I know two families (one from Russia, one from Hong Kong) who did something similar to this. Mom and kids lived in here in owned properties with owned cars while the kids went to middle, high school and now university. Now, in both cases the father had significant economic clout (I believe they both owned successful businesses in their home countries) and I would suggest the spouse and dependants entry was tied on the father having attained PR status first (unlike suggested by the OP).


----------



## EVHB (Feb 11, 2008)

I know a parent can accompany a minor child that is studying in Canada, but you need to prove ties to your home country.
My son had a friend in high school, and his mom was here on a temp visa to take care of her 2 kids, who were international students (14 and 16 years old). But the dad could only come as a visitor, and had to fly between their homecountry and Canada.

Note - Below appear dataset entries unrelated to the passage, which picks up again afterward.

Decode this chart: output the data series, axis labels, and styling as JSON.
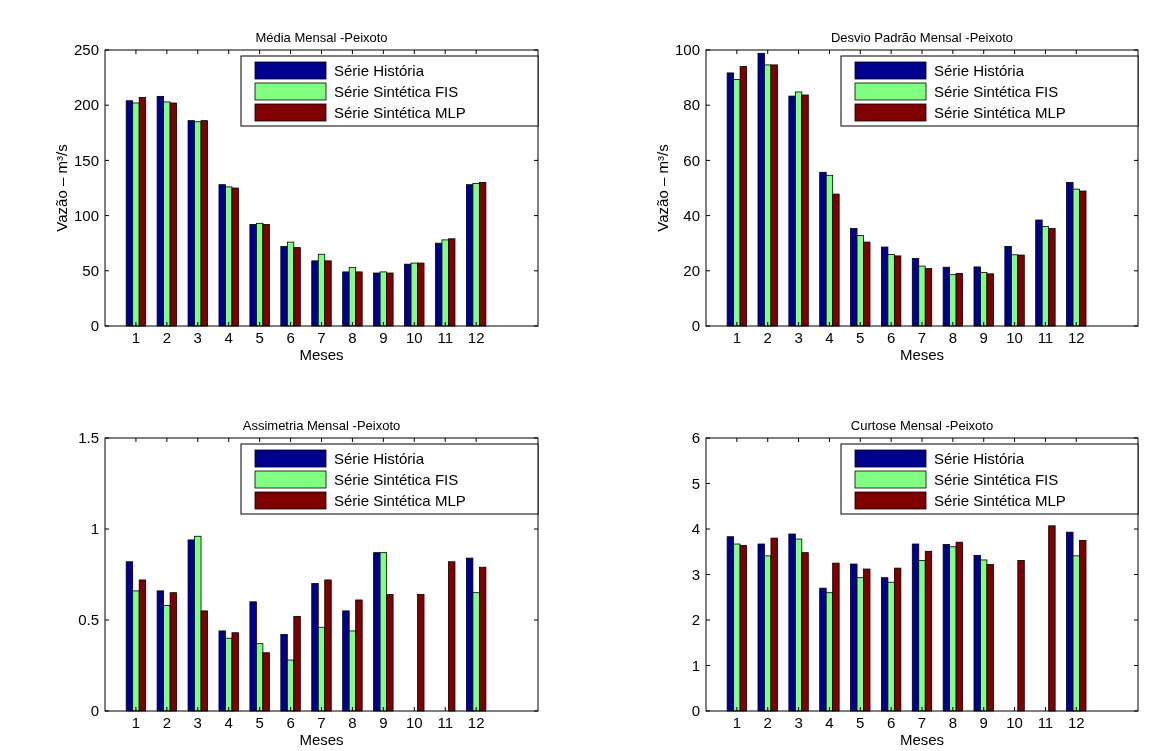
{
  "chart_data": [
    {
      "type": "bar",
      "title": "Média Mensal -Peixoto",
      "xlabel": "Meses",
      "ylabel": "Vazão – m³/s",
      "x": [
        1,
        2,
        3,
        4,
        5,
        6,
        7,
        8,
        9,
        10,
        11,
        12
      ],
      "xlim": [
        0,
        14
      ],
      "xticks": [
        1,
        2,
        3,
        4,
        5,
        6,
        7,
        8,
        9,
        10,
        11,
        12
      ],
      "ylim": [
        0,
        250
      ],
      "yticks": [
        0,
        50,
        100,
        150,
        200,
        250
      ],
      "legend": "top right",
      "series": [
        {
          "name": "Série História",
          "color": "#00008f",
          "values": [
            204,
            208,
            186,
            128,
            92,
            72,
            59,
            49,
            48,
            56,
            75,
            128
          ]
        },
        {
          "name": "Série Sintética FIS",
          "color": "#80ff80",
          "values": [
            202,
            203,
            185,
            126,
            93,
            76,
            65,
            53,
            49,
            57,
            78,
            129
          ]
        },
        {
          "name": "Série Sintética MLP",
          "color": "#800000",
          "values": [
            207,
            202,
            186,
            125,
            92,
            71,
            59,
            49,
            48,
            57,
            79,
            130
          ]
        }
      ]
    },
    {
      "type": "bar",
      "title": "Desvio Padrão Mensal -Peixoto",
      "xlabel": "Meses",
      "ylabel": "Vazão – m³/s",
      "x": [
        1,
        2,
        3,
        4,
        5,
        6,
        7,
        8,
        9,
        10,
        11,
        12
      ],
      "xlim": [
        0,
        14
      ],
      "xticks": [
        1,
        2,
        3,
        4,
        5,
        6,
        7,
        8,
        9,
        10,
        11,
        12
      ],
      "ylim": [
        0,
        100
      ],
      "yticks": [
        0,
        20,
        40,
        60,
        80,
        100
      ],
      "legend": "top right",
      "series": [
        {
          "name": "Série História",
          "color": "#00008f",
          "values": [
            91.7,
            98.8,
            83.3,
            55.7,
            35.3,
            28.6,
            24.5,
            21.3,
            21.4,
            28.8,
            38.4,
            52
          ]
        },
        {
          "name": "Série Sintética FIS",
          "color": "#80ff80",
          "values": [
            89.3,
            94.6,
            84.8,
            54.6,
            32.8,
            25.9,
            21.7,
            18.6,
            19.4,
            25.8,
            36,
            49.6
          ]
        },
        {
          "name": "Série Sintética MLP",
          "color": "#800000",
          "values": [
            94,
            94.6,
            83.7,
            47.8,
            30.4,
            25.4,
            20.8,
            19,
            18.9,
            25.7,
            35.3,
            48.9
          ]
        }
      ]
    },
    {
      "type": "bar",
      "title": "Assimetria Mensal -Peixoto",
      "xlabel": "Meses",
      "x": [
        1,
        2,
        3,
        4,
        5,
        6,
        7,
        8,
        9,
        10,
        11,
        12
      ],
      "xlim": [
        0,
        14
      ],
      "xticks": [
        1,
        2,
        3,
        4,
        5,
        6,
        7,
        8,
        9,
        10,
        11,
        12
      ],
      "ylim": [
        0,
        1.5
      ],
      "yticks": [
        0,
        0.5,
        1,
        1.5
      ],
      "legend": "top right",
      "series": [
        {
          "name": "Série História",
          "color": "#00008f",
          "values": [
            0.82,
            0.66,
            0.94,
            0.44,
            0.6,
            0.42,
            0.7,
            0.55,
            0.87,
            null,
            null,
            0.84
          ]
        },
        {
          "name": "Série Sintética FIS",
          "color": "#80ff80",
          "values": [
            0.66,
            0.58,
            0.96,
            0.4,
            0.37,
            0.28,
            0.46,
            0.44,
            0.87,
            null,
            null,
            0.65
          ]
        },
        {
          "name": "Série Sintética MLP",
          "color": "#800000",
          "values": [
            0.72,
            0.65,
            0.55,
            0.43,
            0.32,
            0.52,
            0.72,
            0.61,
            0.64,
            0.64,
            0.82,
            0.79
          ]
        }
      ]
    },
    {
      "type": "bar",
      "title": "Curtose Mensal -Peixoto",
      "xlabel": "Meses",
      "x": [
        1,
        2,
        3,
        4,
        5,
        6,
        7,
        8,
        9,
        10,
        11,
        12
      ],
      "xlim": [
        0,
        14
      ],
      "xticks": [
        1,
        2,
        3,
        4,
        5,
        6,
        7,
        8,
        9,
        10,
        11,
        12
      ],
      "ylim": [
        0,
        6
      ],
      "yticks": [
        0,
        1,
        2,
        3,
        4,
        5,
        6
      ],
      "legend": "top right",
      "series": [
        {
          "name": "Série História",
          "color": "#00008f",
          "values": [
            3.83,
            3.67,
            3.89,
            2.7,
            3.23,
            2.93,
            3.67,
            3.66,
            3.42,
            null,
            null,
            3.93
          ]
        },
        {
          "name": "Série Sintética FIS",
          "color": "#80ff80",
          "values": [
            3.67,
            3.41,
            3.78,
            2.6,
            2.93,
            2.83,
            3.31,
            3.61,
            3.32,
            null,
            null,
            3.41
          ]
        },
        {
          "name": "Série Sintética MLP",
          "color": "#800000",
          "values": [
            3.64,
            3.8,
            3.48,
            3.25,
            3.12,
            3.14,
            3.51,
            3.71,
            3.22,
            3.31,
            4.07,
            3.75
          ]
        }
      ]
    }
  ]
}
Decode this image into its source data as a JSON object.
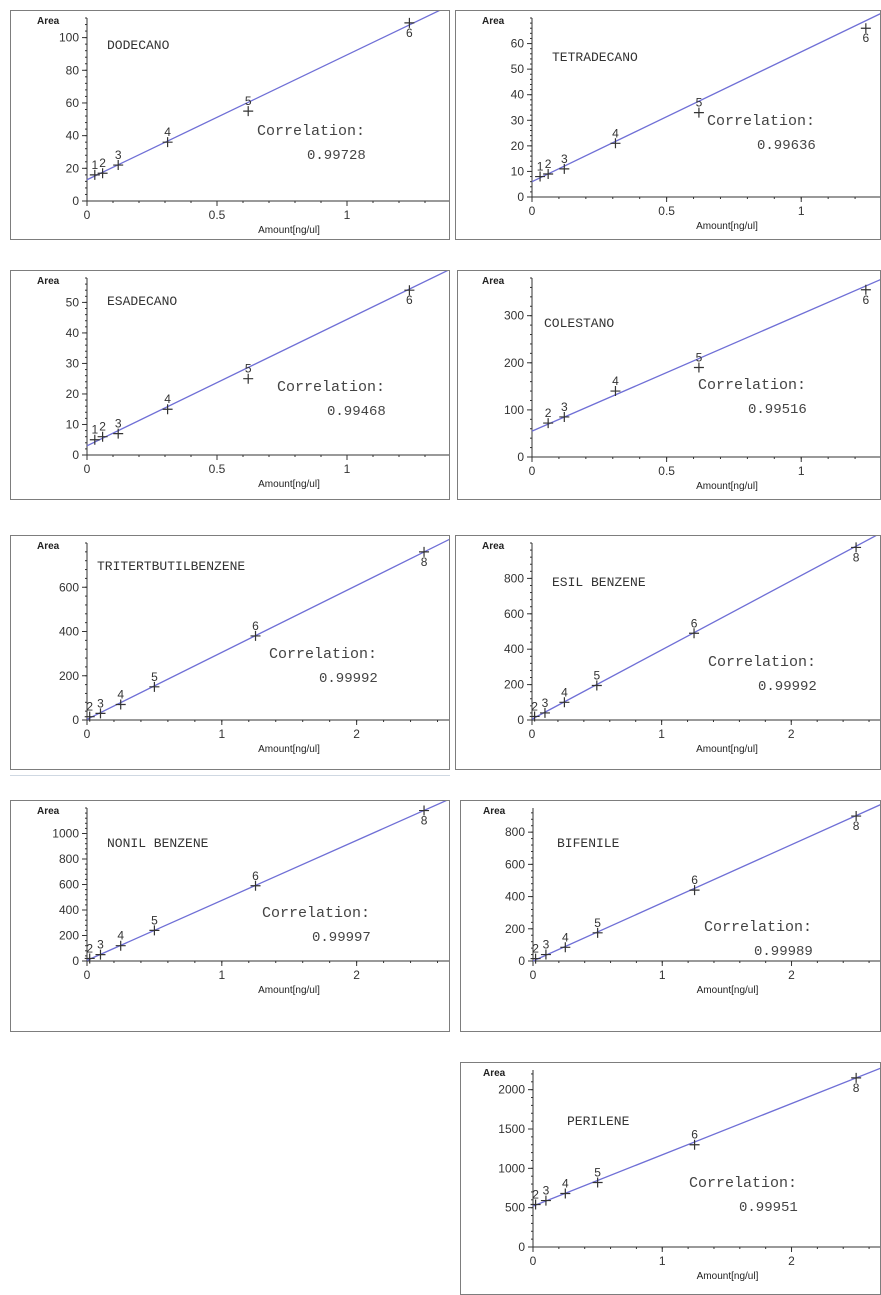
{
  "chart_data": [
    {
      "type": "scatter",
      "title": "DODECANO",
      "ylabel": "Area",
      "xlabel": "Amount[ng/ul]",
      "xlim": [
        0,
        1.4
      ],
      "ylim": [
        0,
        112
      ],
      "x_ticks": [
        "0",
        "0.5",
        "1"
      ],
      "y_ticks": [
        "0",
        "20",
        "40",
        "60",
        "80",
        "100"
      ],
      "annotation": [
        "Correlation:",
        "0.99728"
      ],
      "point_labels": [
        "1",
        "2",
        "3",
        "4",
        "5",
        "6"
      ],
      "x": [
        0.03,
        0.06,
        0.12,
        0.31,
        0.62,
        1.24
      ],
      "y": [
        16,
        17,
        22,
        36,
        55,
        109
      ],
      "fit": [
        [
          0,
          13
        ],
        [
          1.4,
          120
        ]
      ]
    },
    {
      "type": "scatter",
      "title": "TETRADECANO",
      "ylabel": "Area",
      "xlabel": "Amount[ng/ul]",
      "xlim": [
        0,
        1.3
      ],
      "ylim": [
        0,
        70
      ],
      "x_ticks": [
        "0",
        "0.5",
        "1"
      ],
      "y_ticks": [
        "0",
        "10",
        "20",
        "30",
        "40",
        "50",
        "60"
      ],
      "annotation": [
        "Correlation:",
        "0.99636"
      ],
      "point_labels": [
        "1",
        "2",
        "3",
        "4",
        "5",
        "6"
      ],
      "x": [
        0.03,
        0.06,
        0.12,
        0.31,
        0.62,
        1.24
      ],
      "y": [
        8,
        9,
        11,
        21,
        33,
        66
      ],
      "fit": [
        [
          0,
          6
        ],
        [
          1.3,
          72
        ]
      ]
    },
    {
      "type": "scatter",
      "title": "ESADECANO",
      "ylabel": "Area",
      "xlabel": "Amount[ng/ul]",
      "xlim": [
        0,
        1.4
      ],
      "ylim": [
        0,
        58
      ],
      "x_ticks": [
        "0",
        "0.5",
        "1"
      ],
      "y_ticks": [
        "0",
        "10",
        "20",
        "30",
        "40",
        "50"
      ],
      "annotation": [
        "Correlation:",
        "0.99468"
      ],
      "point_labels": [
        "1",
        "2",
        "3",
        "4",
        "5",
        "6"
      ],
      "x": [
        0.03,
        0.06,
        0.12,
        0.31,
        0.62,
        1.24
      ],
      "y": [
        5,
        6,
        7,
        15,
        25,
        54
      ],
      "fit": [
        [
          0,
          3
        ],
        [
          1.4,
          61
        ]
      ]
    },
    {
      "type": "scatter",
      "title": "COLESTANO",
      "ylabel": "Area",
      "xlabel": "Amount[ng/ul]",
      "xlim": [
        0,
        1.3
      ],
      "ylim": [
        0,
        380
      ],
      "x_ticks": [
        "0",
        "0.5",
        "1"
      ],
      "y_ticks": [
        "0",
        "100",
        "200",
        "300"
      ],
      "annotation": [
        "Correlation:",
        "0.99516"
      ],
      "point_labels": [
        "2",
        "3",
        "4",
        "5",
        "6"
      ],
      "x": [
        0.06,
        0.12,
        0.31,
        0.62,
        1.24
      ],
      "y": [
        72,
        85,
        140,
        190,
        355
      ],
      "fit": [
        [
          0,
          55
        ],
        [
          1.3,
          378
        ]
      ]
    },
    {
      "type": "scatter",
      "title": "TRITERTBUTILBENZENE",
      "ylabel": "Area",
      "xlabel": "Amount[ng/ul]",
      "xlim": [
        0,
        2.7
      ],
      "ylim": [
        0,
        800
      ],
      "x_ticks": [
        "0",
        "1",
        "2"
      ],
      "y_ticks": [
        "0",
        "200",
        "400",
        "600"
      ],
      "annotation": [
        "Correlation:",
        "0.99992"
      ],
      "point_labels": [
        "2",
        "3",
        "4",
        "5",
        "6",
        "8"
      ],
      "x": [
        0.02,
        0.1,
        0.25,
        0.5,
        1.25,
        2.5
      ],
      "y": [
        15,
        30,
        70,
        150,
        380,
        760
      ],
      "fit": [
        [
          0,
          3
        ],
        [
          2.7,
          820
        ]
      ]
    },
    {
      "type": "scatter",
      "title": "ESIL BENZENE",
      "ylabel": "Area",
      "xlabel": "Amount[ng/ul]",
      "xlim": [
        0,
        2.7
      ],
      "ylim": [
        0,
        1000
      ],
      "x_ticks": [
        "0",
        "1",
        "2"
      ],
      "y_ticks": [
        "0",
        "200",
        "400",
        "600",
        "800"
      ],
      "annotation": [
        "Correlation:",
        "0.99992"
      ],
      "point_labels": [
        "2",
        "3",
        "4",
        "5",
        "6",
        "8"
      ],
      "x": [
        0.02,
        0.1,
        0.25,
        0.5,
        1.25,
        2.5
      ],
      "y": [
        20,
        40,
        100,
        195,
        490,
        975
      ],
      "fit": [
        [
          0,
          5
        ],
        [
          2.7,
          1060
        ]
      ]
    },
    {
      "type": "scatter",
      "title": "NONIL BENZENE",
      "ylabel": "Area",
      "xlabel": "Amount[ng/ul]",
      "xlim": [
        0,
        2.7
      ],
      "ylim": [
        0,
        1200
      ],
      "x_ticks": [
        "0",
        "1",
        "2"
      ],
      "y_ticks": [
        "0",
        "200",
        "400",
        "600",
        "800",
        "1000"
      ],
      "annotation": [
        "Correlation:",
        "0.99997"
      ],
      "point_labels": [
        "2",
        "3",
        "4",
        "5",
        "6",
        "8"
      ],
      "x": [
        0.02,
        0.1,
        0.25,
        0.5,
        1.25,
        2.5
      ],
      "y": [
        20,
        50,
        120,
        240,
        590,
        1180
      ],
      "fit": [
        [
          0,
          5
        ],
        [
          2.7,
          1275
        ]
      ]
    },
    {
      "type": "scatter",
      "title": "BIFENILE",
      "ylabel": "Area",
      "xlabel": "Amount[ng/ul]",
      "xlim": [
        0,
        2.7
      ],
      "ylim": [
        0,
        950
      ],
      "x_ticks": [
        "0",
        "1",
        "2"
      ],
      "y_ticks": [
        "0",
        "200",
        "400",
        "600",
        "800"
      ],
      "annotation": [
        "Correlation:",
        "0.99989"
      ],
      "point_labels": [
        "2",
        "3",
        "4",
        "5",
        "6",
        "8"
      ],
      "x": [
        0.02,
        0.1,
        0.25,
        0.5,
        1.25,
        2.5
      ],
      "y": [
        15,
        40,
        85,
        175,
        440,
        900
      ],
      "fit": [
        [
          0,
          0
        ],
        [
          2.7,
          975
        ]
      ]
    },
    {
      "type": "scatter",
      "title": "PERILENE",
      "ylabel": "Area",
      "xlabel": "Amount[ng/ul]",
      "xlim": [
        0,
        2.7
      ],
      "ylim": [
        0,
        2250
      ],
      "x_ticks": [
        "0",
        "1",
        "2"
      ],
      "y_ticks": [
        "0",
        "500",
        "1000",
        "1500",
        "2000"
      ],
      "annotation": [
        "Correlation:",
        "0.99951"
      ],
      "point_labels": [
        "2",
        "3",
        "4",
        "5",
        "6",
        "8"
      ],
      "x": [
        0.02,
        0.1,
        0.25,
        0.5,
        1.25,
        2.5
      ],
      "y": [
        540,
        590,
        680,
        820,
        1300,
        2150
      ],
      "fit": [
        [
          0,
          520
        ],
        [
          2.7,
          2280
        ]
      ]
    }
  ],
  "colors": {
    "fit_line": "#6f6fd6",
    "axis": "#333333",
    "frame": "#7d7d7d",
    "marker": "#333333"
  }
}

He was running a business in his homecountry.
I know the mom started studying here too, but at a private college. 
But this construction didn't give them the right to become permanent residents, she told me once. 

This is what I found on international students and parents who want to visit them:
Inviting Family

@Liam(at)Large: since you know such families, maybe you can ask them how they did it?


----------



## ismangun (Sep 29, 2012)

Hi All,

Thanks for all your replies.

I know this is more like a 'retirement plan' which is quite difficult to navigate.

@Liam(at)Large: I will really appreciate if you can ask them how they did it and share it with me.

Cheers,


----------